Simon Taco Land (7 November 1845 – 7 October 1894) was a Dutch naval officer and politician. He was a member of the Dutch House of Representatives from the Den Helder electoral district from 1888 until his death in 1894, representing the Liberal Union.

== Biography ==
Simon Taco Land was born on 7 November 1845 in Franeker to Gosling Land and Antje Haitsma van der Meulen. He began attending the Royal Netherlands Naval College at Willemsoord in 1861, and graduated in 1867 as lieutenant in the Royal Netherlands Navy. As a naval officer, he participated in the Aceh War, for which he received the Military Order of William 4th class in 1874 and the Expedition Cross and the Aceh Medal in 1875. Land worked as a shipbuilding engineer in Surabaya from 1874 to 1875, and was a teacher of physics and chemistry at the Royal Netherlands Naval College from 1876 to 1886. On 24 May 1877, Land married Johanna Aleide Hendrika Nieuwenhuijs.
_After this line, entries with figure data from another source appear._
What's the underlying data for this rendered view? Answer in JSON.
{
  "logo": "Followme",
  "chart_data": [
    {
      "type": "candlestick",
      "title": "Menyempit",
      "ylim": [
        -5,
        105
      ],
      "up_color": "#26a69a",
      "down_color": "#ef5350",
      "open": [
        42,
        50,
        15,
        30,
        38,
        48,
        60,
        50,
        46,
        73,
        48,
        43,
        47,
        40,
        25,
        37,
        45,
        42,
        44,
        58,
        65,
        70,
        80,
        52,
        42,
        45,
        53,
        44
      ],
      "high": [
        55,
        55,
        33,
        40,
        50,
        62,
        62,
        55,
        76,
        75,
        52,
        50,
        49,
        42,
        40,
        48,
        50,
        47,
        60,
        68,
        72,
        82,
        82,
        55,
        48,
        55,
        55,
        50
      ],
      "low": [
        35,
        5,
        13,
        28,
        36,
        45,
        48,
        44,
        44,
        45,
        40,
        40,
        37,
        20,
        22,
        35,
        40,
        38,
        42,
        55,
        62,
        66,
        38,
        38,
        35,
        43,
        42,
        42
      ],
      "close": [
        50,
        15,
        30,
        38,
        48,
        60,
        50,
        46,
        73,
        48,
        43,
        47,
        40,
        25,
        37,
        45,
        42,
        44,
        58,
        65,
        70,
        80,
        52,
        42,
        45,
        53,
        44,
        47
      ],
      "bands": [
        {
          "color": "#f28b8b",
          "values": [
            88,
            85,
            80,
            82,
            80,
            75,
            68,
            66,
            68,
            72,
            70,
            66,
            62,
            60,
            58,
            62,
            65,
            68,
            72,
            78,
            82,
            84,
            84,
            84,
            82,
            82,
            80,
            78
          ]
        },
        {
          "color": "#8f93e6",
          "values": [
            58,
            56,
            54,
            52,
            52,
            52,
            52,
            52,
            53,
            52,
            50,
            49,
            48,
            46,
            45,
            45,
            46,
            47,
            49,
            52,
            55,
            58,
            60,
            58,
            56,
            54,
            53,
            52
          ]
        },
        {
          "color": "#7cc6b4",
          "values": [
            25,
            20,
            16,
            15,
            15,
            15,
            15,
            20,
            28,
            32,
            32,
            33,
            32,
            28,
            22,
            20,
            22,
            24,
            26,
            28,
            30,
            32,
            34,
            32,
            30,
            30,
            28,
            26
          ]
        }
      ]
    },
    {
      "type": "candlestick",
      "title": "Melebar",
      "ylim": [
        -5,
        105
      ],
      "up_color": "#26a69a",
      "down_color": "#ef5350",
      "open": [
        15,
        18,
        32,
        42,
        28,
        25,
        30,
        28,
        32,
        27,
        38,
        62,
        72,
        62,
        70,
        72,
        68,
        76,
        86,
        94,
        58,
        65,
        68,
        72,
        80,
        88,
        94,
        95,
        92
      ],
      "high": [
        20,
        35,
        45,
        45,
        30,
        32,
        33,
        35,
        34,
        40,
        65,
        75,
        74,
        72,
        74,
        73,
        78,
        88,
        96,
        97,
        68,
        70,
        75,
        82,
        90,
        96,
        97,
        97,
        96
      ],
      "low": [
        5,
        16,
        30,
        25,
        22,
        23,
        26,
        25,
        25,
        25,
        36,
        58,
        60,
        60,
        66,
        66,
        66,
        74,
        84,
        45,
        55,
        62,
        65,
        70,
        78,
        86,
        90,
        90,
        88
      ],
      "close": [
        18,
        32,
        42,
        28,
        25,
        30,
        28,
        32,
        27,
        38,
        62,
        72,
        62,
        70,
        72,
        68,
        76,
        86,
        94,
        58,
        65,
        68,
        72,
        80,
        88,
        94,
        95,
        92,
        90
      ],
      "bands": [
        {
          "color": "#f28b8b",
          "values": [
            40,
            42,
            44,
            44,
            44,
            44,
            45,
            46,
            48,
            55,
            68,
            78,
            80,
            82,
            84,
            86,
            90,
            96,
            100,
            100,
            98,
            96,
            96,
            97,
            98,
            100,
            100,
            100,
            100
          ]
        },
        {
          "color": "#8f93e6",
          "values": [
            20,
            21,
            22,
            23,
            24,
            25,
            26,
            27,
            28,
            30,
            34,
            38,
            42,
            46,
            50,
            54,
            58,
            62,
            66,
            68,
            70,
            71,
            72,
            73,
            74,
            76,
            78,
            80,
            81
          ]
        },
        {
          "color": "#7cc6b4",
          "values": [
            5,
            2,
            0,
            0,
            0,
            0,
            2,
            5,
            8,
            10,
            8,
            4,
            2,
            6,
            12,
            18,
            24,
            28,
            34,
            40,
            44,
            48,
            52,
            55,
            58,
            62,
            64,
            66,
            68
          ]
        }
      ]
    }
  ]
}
The couple had six children, four of whom died at a young age. He was commander of the steamer Udun in 1886 and the Pontianak from 1887 to 1888.

In the 1888 Dutch general election, Land, while still on duty off the coast of the Dutch East Indies, was elected to the House of Representatives from the Den Helder electoral district as a liberal candidate. As an MP, he exclusively focused on naval affairs. Land was a supporter of better treatment for lower naval personnel, but was largely unsuccessful in his efforts. He was a Takkiaan, who supported efforts by Johannes Tak van Poortvliet to expand the electoral franchise, and in May 1894 he joined the Progressive Political Group led by Hendrik Goeman Borgesius.

In 1891, Land was refused a promotion by naval minister Hendrik Dyserinck, after Land had written a critical article and was accused by Dyserinck of spreading it among naval personnel. As a consequence, Land submitted a motion of no confidence in Dyserinck, which was successfully passed.

Simon Taco Land died on 7 October 1894 in The Hague.